En Thaïlande, une montée inexorable de la violence
Des milliers de jeunes manifestants ont protesté, mercredi 18 novembre, dans le centre de Bangkok et ont dû affronter la police et des ultra-royalistes. La veille les forces de sécurité n’ont pas hésité à employer des balles réelles.
La tension ne cesse de monter, et les manifestations, qui se poursuivent jeudi 19 novembre, deviennent quotidiennes.
« Nous allons ouvrir une nouvelle ère dans nos combats car il n’y a plus de compromis possible » a lancé l’un des jeunes leaders étudiant Parit « Penguin » Chivarak durant une nouvelle manifestation au cœur de Bangkok, mercredi 18 novembre.
Non sans un certain humour car en tête de cortège ont dansé un clown, un moine et un canard gonflable, en référence à peine voilée à l’armée, au bouddhisme et au roi, les trois piliers du royaume. Que justement ces jeunes étudiants appellent à la réforme alors que le parlement devait voter le même jour pour décider quels projets d’amendements constitutionnels il accepte d’examiner.
Aucune proposition au parlement ne concerne une possible réforme de la monarchie
Plusieurs propositions ont été soumises au Parlement par une partie de l’opposition et une ONG. Elles visent notamment à réformer le Sénat, jugé beaucoup trop proche de l’armée, la Commission électorale et la Cour constitutionnelle.

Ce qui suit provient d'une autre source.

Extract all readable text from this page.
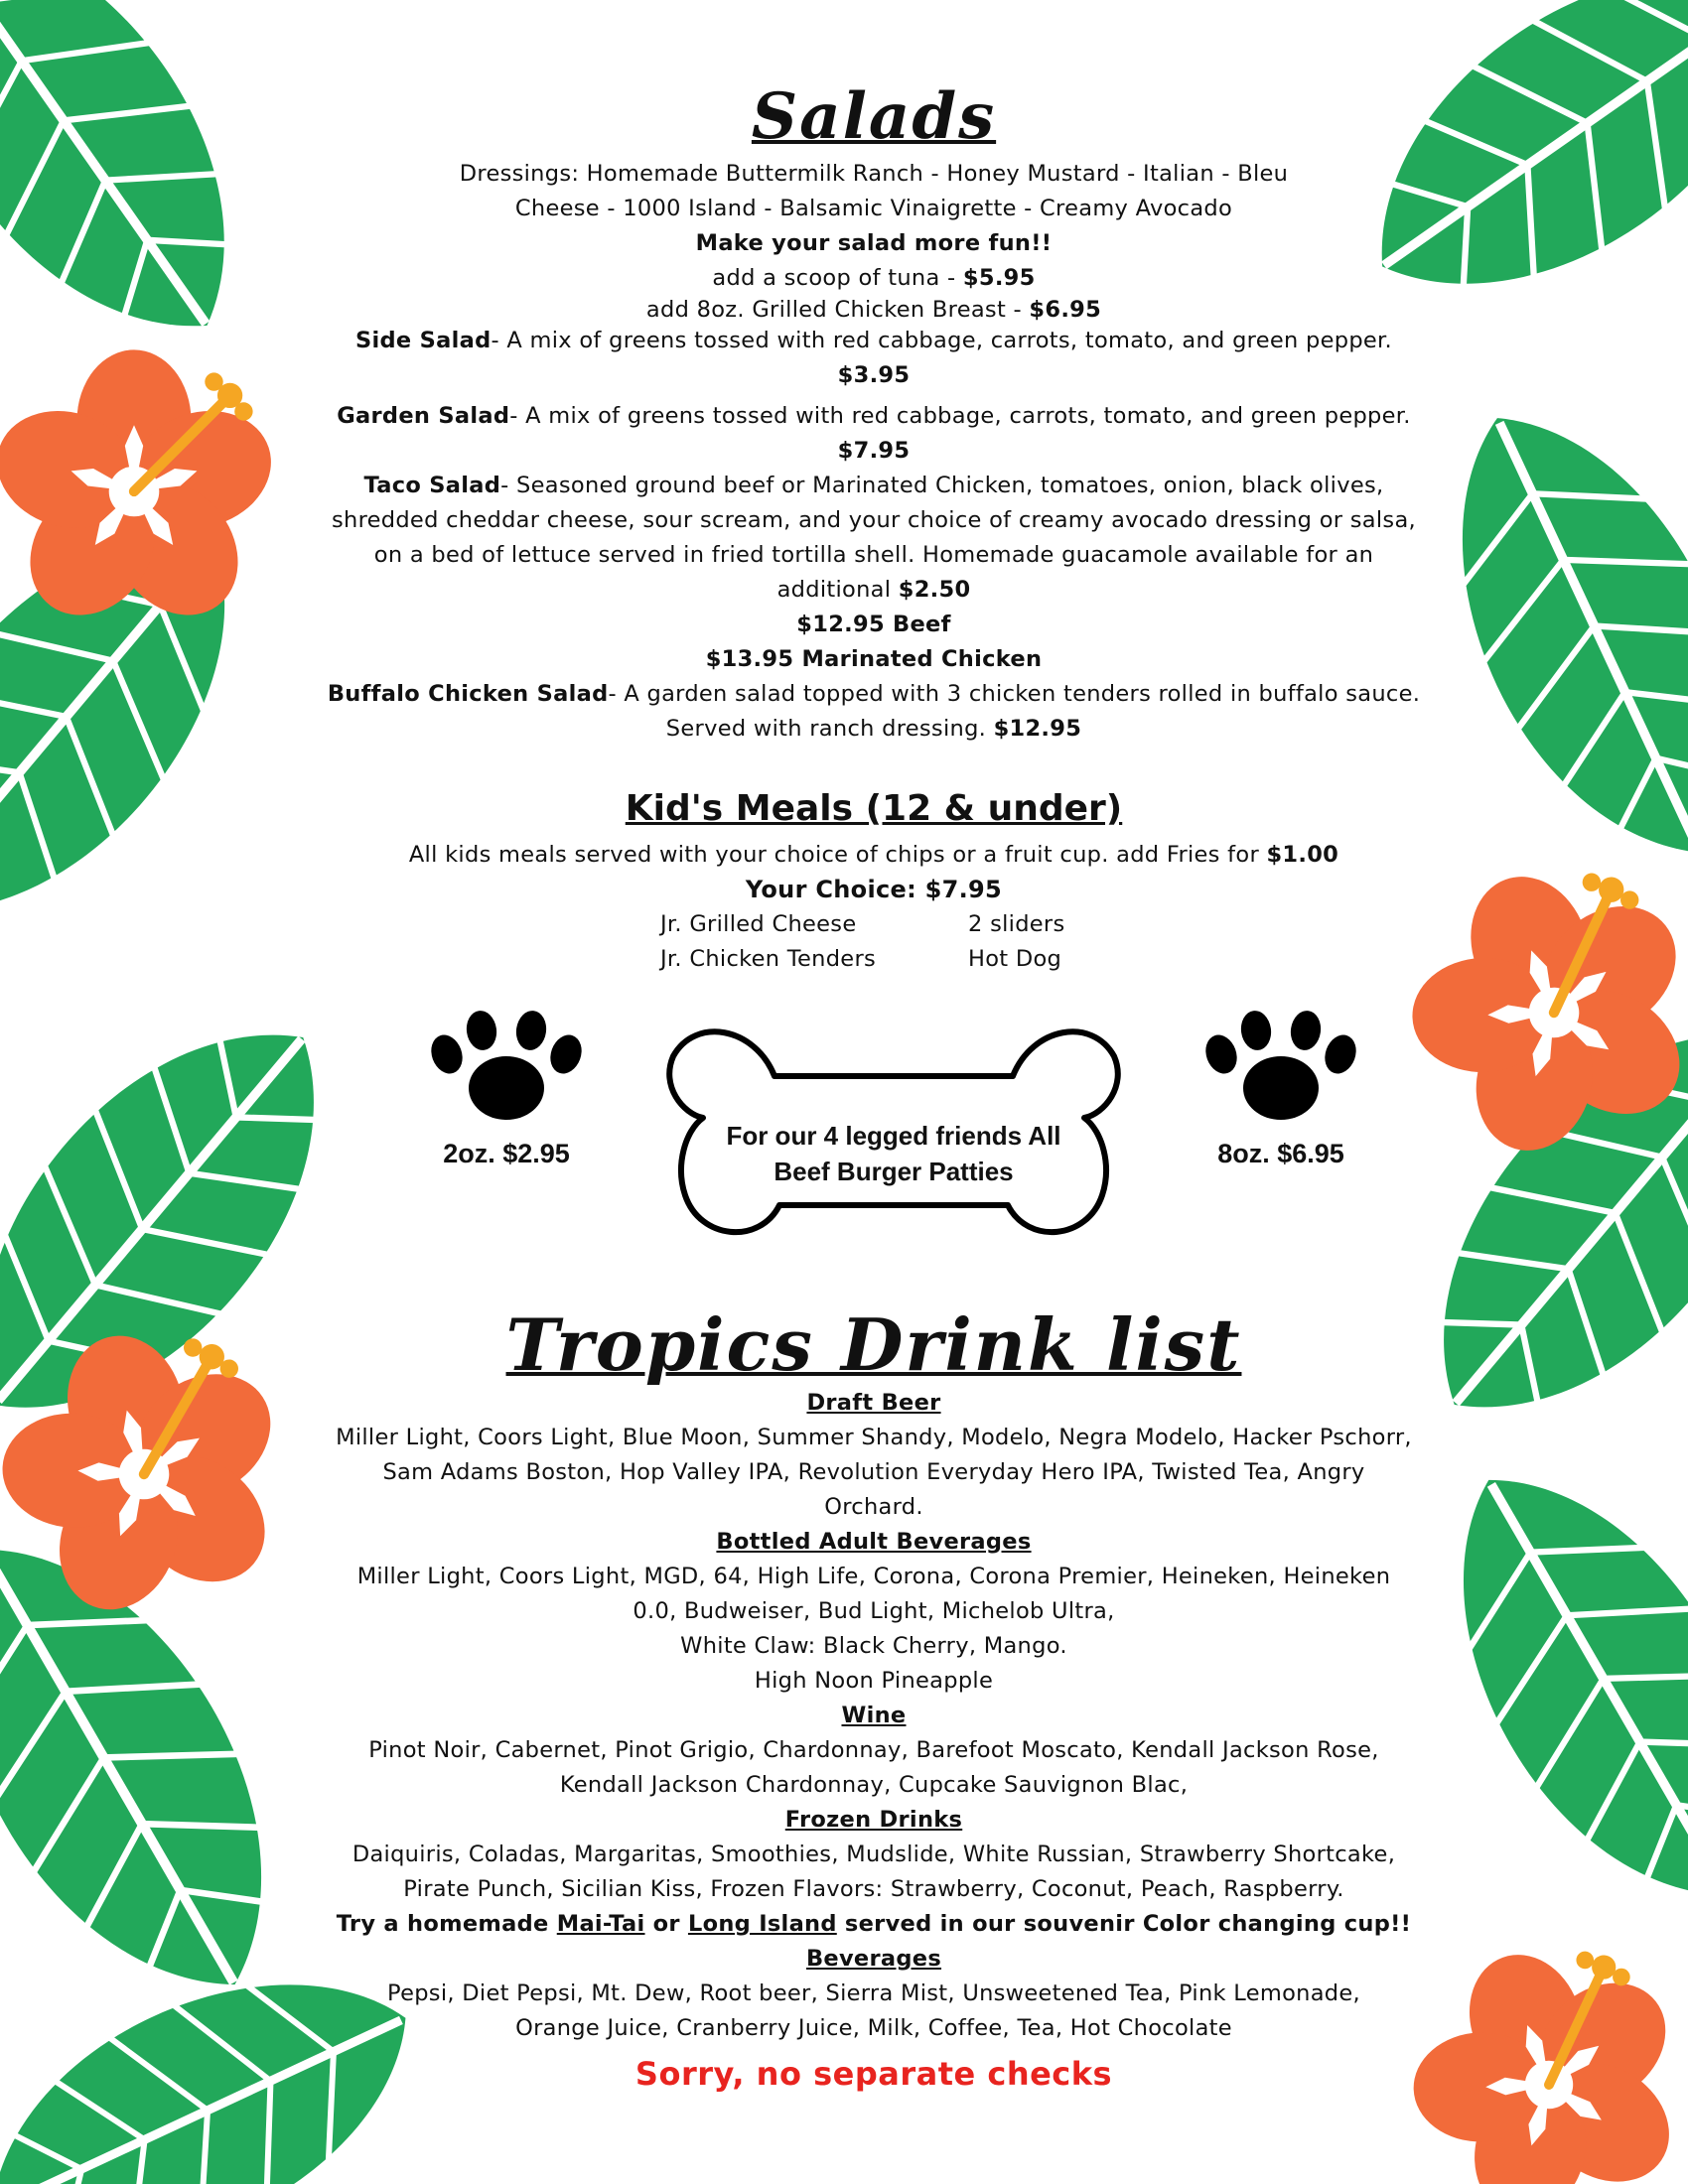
Salads
Dressings: Homemade Buttermilk Ranch - Honey Mustard - Italian - Bleu
Cheese - 1000 Island - Balsamic Vinaigrette - Creamy Avocado
Make your salad more fun!!
add a scoop of tuna - $5.95
add 8oz. Grilled Chicken Breast - $6.95
Side Salad- A mix of greens tossed with red cabbage, carrots, tomato, and green pepper.
$3.95
Garden Salad- A mix of greens tossed with red cabbage, carrots, tomato, and green pepper.
$7.95
Taco Salad- Seasoned ground beef or Marinated Chicken, tomatoes, onion, black olives,
shredded cheddar cheese, sour scream, and your choice of creamy avocado dressing or salsa,
on a bed of lettuce served in fried tortilla shell. Homemade guacamole available for an
additional $2.50
$12.95 Beef
$13.95 Marinated Chicken
Buffalo Chicken Salad- A garden salad topped with 3 chicken tenders rolled in buffalo sauce.
Served with ranch dressing. $12.95
Kid's Meals (12 & under)
All kids meals served with your choice of chips or a fruit cup. add Fries for $1.00
Your Choice: $7.95
Jr. Grilled Cheese	2 sliders
Jr. Chicken Tenders	Hot Dog
2oz. $2.95
For our 4 legged friends All
Beef Burger Patties
8oz. $6.95
Tropics Drink list
Draft Beer
Miller Light, Coors Light, Blue Moon, Summer Shandy, Modelo, Negra Modelo, Hacker Pschorr,
Sam Adams Boston, Hop Valley IPA, Revolution Everyday Hero IPA, Twisted Tea, Angry
Orchard.
Bottled Adult Beverages
Miller Light, Coors Light, MGD, 64, High Life, Corona, Corona Premier, Heineken, Heineken
0.0, Budweiser, Bud Light, Michelob Ultra,
White Claw: Black Cherry, Mango.
High Noon Pineapple
Wine
Pinot Noir, Cabernet, Pinot Grigio, Chardonnay, Barefoot Moscato, Kendall Jackson Rose,
Kendall Jackson Chardonnay, Cupcake Sauvignon Blac,
Frozen Drinks
Daiquiris, Coladas, Margaritas, Smoothies, Mudslide, White Russian, Strawberry Shortcake,
Pirate Punch, Sicilian Kiss, Frozen Flavors: Strawberry, Coconut, Peach, Raspberry.
Try a homemade Mai-Tai or Long Island served in our souvenir Color changing cup!!
Beverages
Pepsi, Diet Pepsi, Mt. Dew, Root beer, Sierra Mist, Unsweetened Tea, Pink Lemonade,
Orange Juice, Cranberry Juice, Milk, Coffee, Tea, Hot Chocolate
Sorry, no separate checks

Une autre proposition majeure débattue prévoirait aussi que le premier ministre soit obligatoirement issu des rangs du Parlement et non plus de l’armée comme c’est le cas aujourd’hui. Mais les 250 sénateurs, entièrement choisis par l’ex-junte, ne devraient pas aisément accepter de rogner sur leurs prérogatives et un éventuel changement constitutionnel prendre de toute façon beaucoup de temps. De plus, la plupart des propositions soumises aux parlementaires excluent toute réforme de la monarchie.

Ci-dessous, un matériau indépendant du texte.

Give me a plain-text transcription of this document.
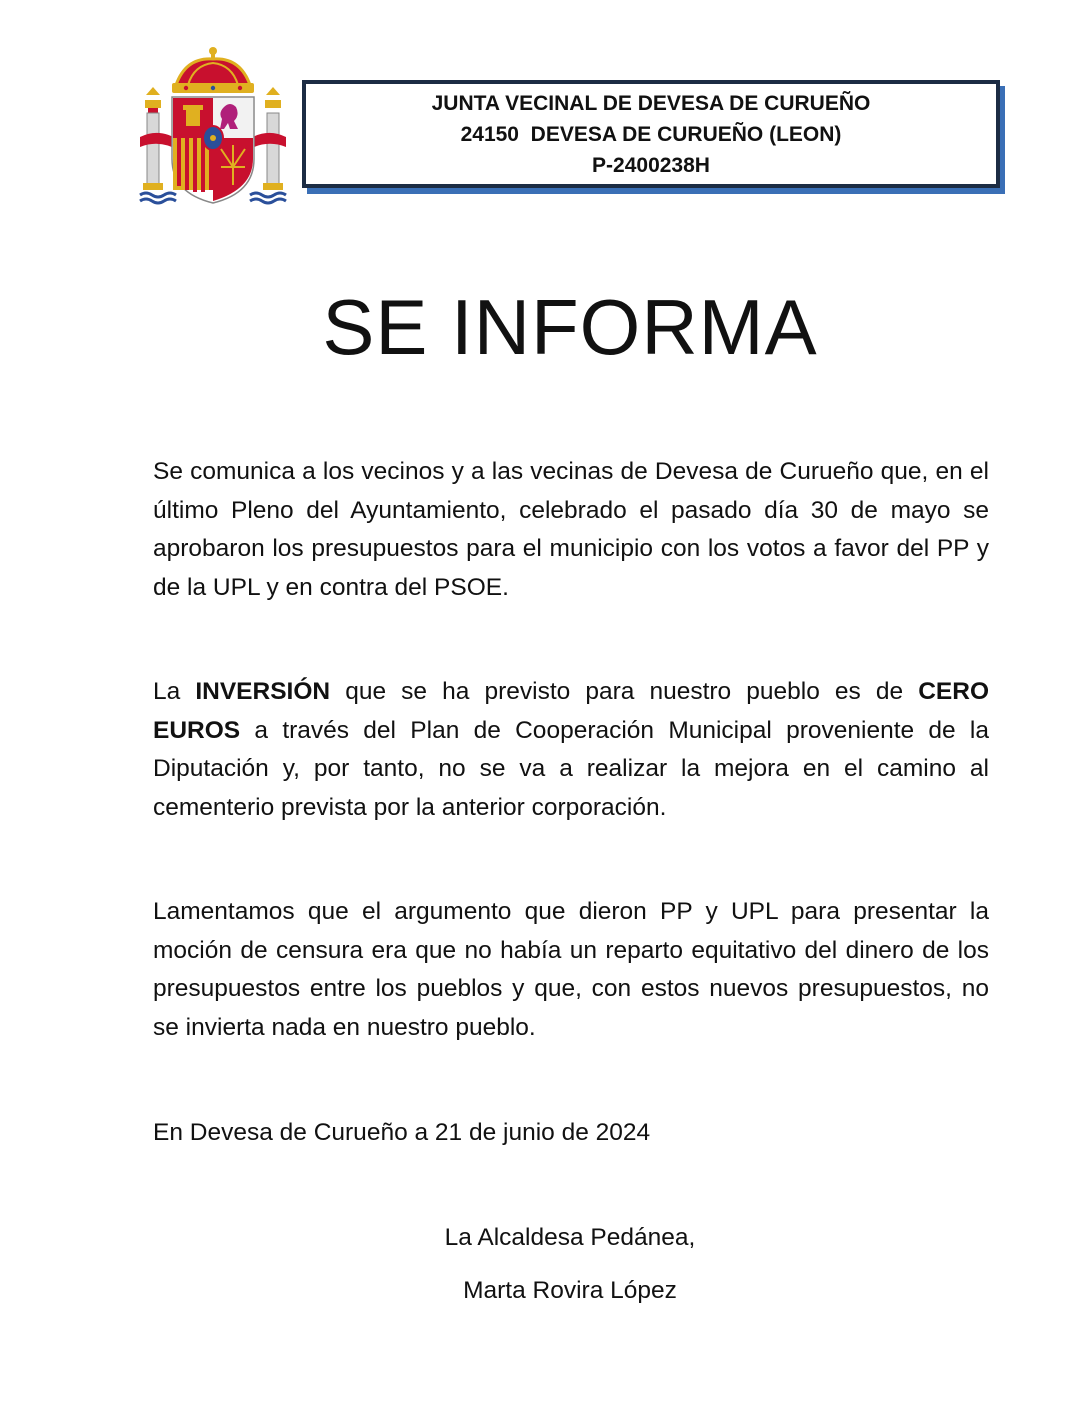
JUNTA VECINAL DE DEVESA DE CURUEÑO
24150  DEVESA DE CURUEÑO (LEON)
P-2400238H
SE INFORMA

Se comunica a los vecinos y a las vecinas de Devesa de Curueño que, en el último Pleno del Ayuntamiento, celebrado el pasado día 30 de mayo se aprobaron los presupuestos para el municipio con los votos a favor del PP y de la UPL y en contra del PSOE.

La INVERSIÓN que se ha previsto para nuestro pueblo es de CERO EUROS a través del Plan de Cooperación Municipal proveniente de la Diputación y, por tanto, no se va a realizar la mejora en el camino al cementerio prevista por la anterior corporación.

Lamentamos que el argumento que dieron PP y UPL para presentar la moción de censura era que no había un reparto equitativo del dinero de los presupuestos entre los pueblos y que, con estos nuevos presupuestos, no se invierta nada en nuestro pueblo.

En Devesa de Curueño a 21 de junio de 2024
La Alcaldesa Pedánea,
Marta Rovira López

« La procédure parlementaire n’est que de la poudre aux yeux »
« Toute cette procédure parlementaire n’est que de la poudre aux yeux et elle n’a aucune chance d’aboutir », assure Charuwan Lowira-Lulin, une anthropologue thaïlandaise qui suit de très près ce mouvement de la jeunesse lancé il y a quatre mois. « La jeunesse mène la danse depuis des semaines, et le régime, déconnecté de la réalité du pays, ne sait absolument pas comment répondre à ses revendications autrement que par la violence, laquelle justifiera un nouveau coup d’État de l’armée » ajoute-t-elle.
Pacifiques depuis des mois, les manifestations, qui se poursuivent désormais quotidiennement, deviennent de plus en plus violentes, comme les confrontations avec la police anti-émeute, qui n’hésite plus à utiliser les canons à eau et les tirs à balles réelles.
Mardi 17 novembre, la police en a fait usage devant le parlement dans une répression très musclée. Alors que la nuit tombait, un affrontement a également éclaté entre manifestants pro-démocratie et « chemises jaunes » ultra-royalistes, les deux groupes se jetant bouteilles, pierres et déchets. Au total 55 personnes ont été blessées, dont six par des tirs à balles réelles, selon le centre médical d’urgence Erawan de Bangkok.
« C’est un roi décadent et dépravé qui nous gouverne »
Il s’agit des incidents les plus violents depuis le début de la contestation, qui réclame la démission du premier ministre, une réforme de la monarchie et une nouvelle Constitution. « La situation ne cesse de se dégrader, constate Worravut Thueakchaiyaphum, 32 ans, réfugié politique en France depuis deux ans, justement au moment où le roi Rama X est en Thaïlande ».
Apparemment effrayé de retourner en Allemagne, où il vit, à cause du virus et du confinement, le roi découvre son pays, et le palais royal a organisé pour lui plusieurs sorties officielles dans les rues de la ville. « Mais tout ce spectacle sonne faux, ironise une professeur à la prestigieuse Université Chulalongkorn qui veut rester anonyme, il fait des selfies, mais aucun roi n’a jamais fait ça, il veut faire plus peuple que le peuple mais personne n’y croit ».
De fait, beaucoup se demandent qui dirige vraiment le pays. Le premier ministre général Prayut Chan-O-Cha appelle au calme, sans plus, et tout le gouvernement reste silencieux. Avec un roi instable, que beaucoup considèrent comme « malade mentalement » – ce que tout le monde redoute de dire publiquement -, le pays semble naviguer à vue.
« C’est un roi décadent et dépravé qui nous gouverne », ose dire, en privé, un interlocuteur thaïlandais spécialiste de l’histoire de la monarchie thaïlandaise. Mais la puissante armée lui obéit. Et elle le protégera pour préserver ses privilèges.